Mandolin is right, you know it has to end sooner or later. You can do it the hard, slow way, or just get it over with before it gets worse. If he's willing to slit his wrists, it seems foreseeable he'd be willing to slash his condoms to keep you, for example. Make a clean break and be done with it. It's hard, absolutely, but dragging it out doesn't make it easier [ Cardigan's advice column | Ask Cardigan A Question ]
sizzlinmandolin answered Saturday July 12 2014, 7:04 am: Keeping you in the relationship by threatening to hurt himself is either abusive (if he actually would never really do anything) or he needs serious help. Either way, it has absolutely NOTHING to do with you. It's something that he has within himself. Do not spend another day in this unhealthy relationship. As bad as it is for you, it's just as bad for him to be learning that he can behave this way in a relationship in order to get what he wants. What you need to do is tell him that you're breaking up for good and completely stop talking to him. Block him from social media, texting, everything. The reason why this is important is because he has the ability to talk you out of your decisions by acting pathetic. You cannot allow him to do this again. Just in case he is serious about suicide, the right thing to do would be to tell a school counselor about the entire situation before you break up with him. That way, people will be making sure that he is okay and he will receive counseling if he needs it. His irrational thoughts and ideas are not your responsibility. You are not equipped to reason with someone that has these personality issues so stop trying because while it may seem like you're being nice and helping, you could be making things much worse. So, my advice to you is to tell someone about what has been happening, break up with him for good, and stop all communication with him. You don't want to be with him in the future because besides all of this you say that you're really not that compatible. It's not good that you've continued to stay with him for 5 months, but the real crime would be staying with him for another day. It's time. Do it before you chicken out and continue to help mold him into an unbalanced person. It's not just the best thing for you to get out of this, but it's the best thing for him too. Good luck! [ sizzlinmandolin's advice column | Ask sizzlinmandolin A Question ]

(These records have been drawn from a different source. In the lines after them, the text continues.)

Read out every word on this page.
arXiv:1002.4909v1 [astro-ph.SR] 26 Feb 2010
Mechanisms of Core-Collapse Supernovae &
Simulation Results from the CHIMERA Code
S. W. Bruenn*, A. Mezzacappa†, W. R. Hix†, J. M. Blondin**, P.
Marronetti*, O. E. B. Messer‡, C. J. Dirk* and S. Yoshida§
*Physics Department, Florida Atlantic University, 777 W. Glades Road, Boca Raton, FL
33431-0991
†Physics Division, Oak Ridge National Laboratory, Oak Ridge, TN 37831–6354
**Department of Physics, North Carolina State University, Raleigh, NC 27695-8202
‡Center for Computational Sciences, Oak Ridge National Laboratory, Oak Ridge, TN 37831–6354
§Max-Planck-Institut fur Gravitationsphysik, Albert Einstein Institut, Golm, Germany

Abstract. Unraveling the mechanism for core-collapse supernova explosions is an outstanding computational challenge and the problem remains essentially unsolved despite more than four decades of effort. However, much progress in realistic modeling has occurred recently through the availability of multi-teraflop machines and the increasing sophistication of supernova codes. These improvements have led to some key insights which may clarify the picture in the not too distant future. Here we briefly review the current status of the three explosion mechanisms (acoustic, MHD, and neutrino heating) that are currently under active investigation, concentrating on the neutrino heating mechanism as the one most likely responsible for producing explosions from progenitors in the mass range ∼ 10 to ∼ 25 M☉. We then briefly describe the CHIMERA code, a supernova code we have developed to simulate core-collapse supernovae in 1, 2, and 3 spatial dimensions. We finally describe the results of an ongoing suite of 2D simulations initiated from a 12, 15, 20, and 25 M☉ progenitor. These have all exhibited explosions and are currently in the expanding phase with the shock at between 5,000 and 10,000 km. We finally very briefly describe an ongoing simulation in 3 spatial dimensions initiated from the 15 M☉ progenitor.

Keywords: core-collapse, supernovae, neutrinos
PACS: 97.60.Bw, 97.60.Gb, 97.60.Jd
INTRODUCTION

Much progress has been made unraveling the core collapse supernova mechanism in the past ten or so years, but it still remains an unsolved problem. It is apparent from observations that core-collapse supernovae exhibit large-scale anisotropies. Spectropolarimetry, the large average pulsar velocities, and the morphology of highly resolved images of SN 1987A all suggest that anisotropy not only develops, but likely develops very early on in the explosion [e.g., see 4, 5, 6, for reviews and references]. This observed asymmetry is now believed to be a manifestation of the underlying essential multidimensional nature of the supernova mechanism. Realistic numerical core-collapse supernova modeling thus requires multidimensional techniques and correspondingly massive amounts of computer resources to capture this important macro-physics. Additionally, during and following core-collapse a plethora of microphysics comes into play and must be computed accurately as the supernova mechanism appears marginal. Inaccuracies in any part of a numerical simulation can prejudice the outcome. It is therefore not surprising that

misspiggy answered Friday July 11 2014, 7:40 pm: It doesn't sound as though this guy is the one for you. If you want to break up with him as safely as possible, the best idea might be to take him to a public place where he cannot be violent. Maybe Starbucks or something? Tell him you want to part ways because you want to experience what it is like to be independent. If he freaks out, make it clear that you are not interested in any other men. Tell him you just want your space. Allow him to digest this information at the coffee shop. Do not go anywhere in private with him or he might get very angry. If he asks to stay friends, agree to this but explain that for the next little while you are going to need a lot of space. Then, for the next month or so, try not to see him. If you do want to spend time with him, do not spend it alone with him. Invite some other friends along. This guy needs to get the picture that you need space.
Even though you might love him, this is an unhealthy relationship and you need to set some boundaries.
Believe moi. Moi has a charm that is lethal to men.